Hong Kong | EGINDO.co – Saham China Evergrande Group yang terlilit utang besar ditarik dari Bursa Efek Hong Kong pada hari Senin (25 Agustus), menandai pembalikan nasib buruk bagi pengembang properti yang pernah booming tersebut.
Sebuah komite di bursa telah memutuskan awal bulan ini untuk membatalkan pencatatan Evergrande setelah gagal memenuhi tenggat waktu Juli untuk melanjutkan perdagangan – yang telah ditangguhkan sejak awal tahun lalu.
Pencabutan pencatatan pada hari Senin menandai tonggak sejarah terbaru bagi perusahaan yang spiral penurunannya yang menyakitkan telah menjadi simbol dari kesengsaraan sektor properti Tiongkok yang telah berlangsung lama.
Pernah menjadi perusahaan real estat terbesar di negara itu, Evergrande bernilai lebih dari US$50 miliar pada puncaknya dan membantu mendorong pertumbuhan ekonomi Tiongkok yang pesat dalam beberapa dekade terakhir.

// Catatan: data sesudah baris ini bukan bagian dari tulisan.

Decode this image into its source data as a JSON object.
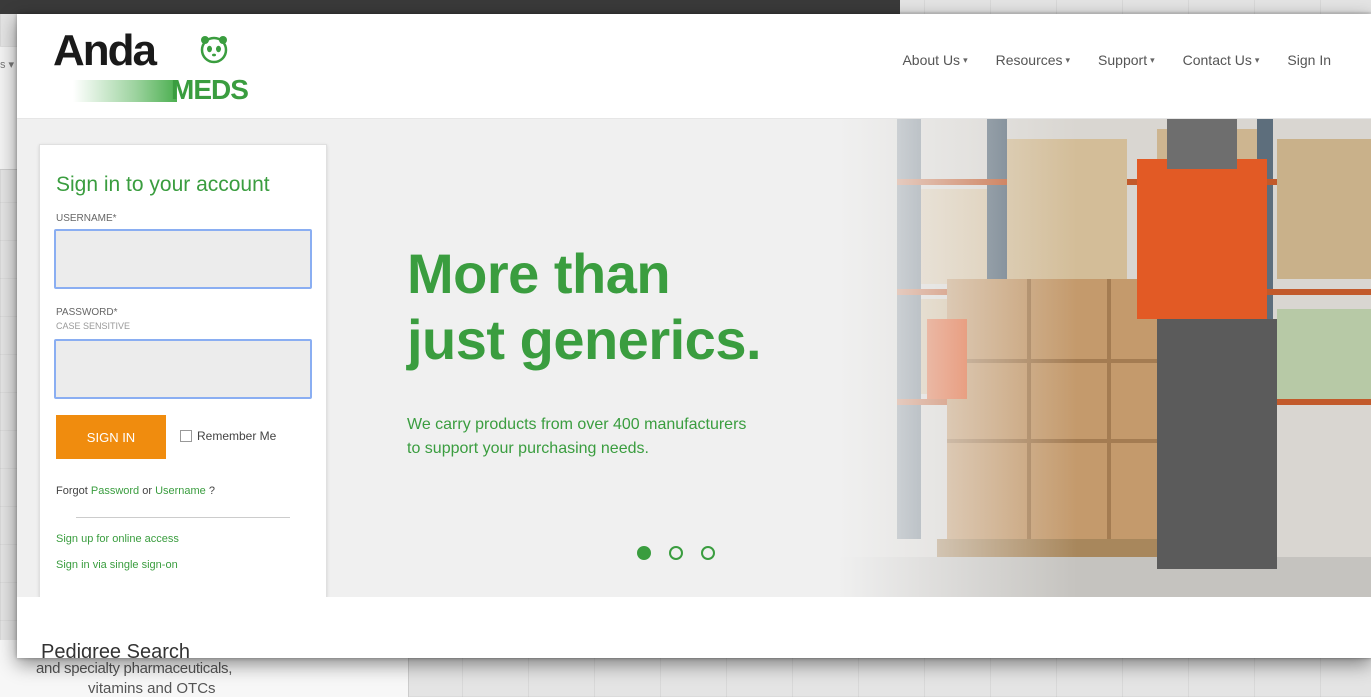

Namun, perusahaan tersebut gagal bayar pada tahun 2021 setelah bertahun-tahun berjuang untuk membayar kreditur.
Pengadilan Hong Kong mengeluarkan perintah likuidasi untuk Evergrande pada Januari 2024, yang memutuskan bahwa perusahaan tersebut gagal membuat rencana pembayaran utang yang sesuai.
Para likuidator telah mengambil langkah-langkah untuk memulihkan investasi para kreditor, termasuk mengajukan gugatan terhadap PwC dan anak perusahaannya di Tiongkok daratan atas peran mereka dalam mengaudit pengembang yang terlilit utang tersebut.
Beban utang perusahaan tersebut lebih besar dari perkiraan sebelumnya sebesar US$27,5 miliar, menurut sebuah pengajuan awal bulan ini yang dikaitkan dengan likuidator Edward Middleton dan Tiffany Wong.
Pernyataan tersebut menambahkan bahwa China Evergrande Group adalah perusahaan induk dan para likuidator telah mengambil alih kendali lebih dari 100 perusahaan dalam grup tersebut.
Kisah Evergrande – dan masalah serupa yang dihadapi oleh raksasa properti lainnya termasuk Country Garden dan Vanke – telah diikuti dengan cermat oleh para pengamat yang menilai kesehatan ekonomi terbesar kedua di dunia tersebut.
Setelah ledakan konstruksi selama beberapa dekade yang didorong oleh urbanisasi yang pesat, sektor properti Tiongkok mulai menunjukkan tanda-tanda yang mengkhawatirkan pada tahun 2020, ketika Beijing mengumumkan aturan baru untuk membatasi pinjaman yang berlebihan.
Dengan gagal bayar Evergrande pada tahun berikutnya dan berlanjutnya komplikasi lain di seluruh industri, kembalinya ke masa kejayaan terbukti sulit bagi para pembuat kebijakan.
Krisis ini juga telah meredam sentimen konsumen di saat para ekonom berpendapat bahwa Tiongkok harus beralih ke model pertumbuhan baru yang lebih didorong oleh belanja domestik daripada investasi.
Harga rumah baru di 70 kota di Tiongkok terus turun pada bulan Juli, data resmi menunjukkan awal bulan ini.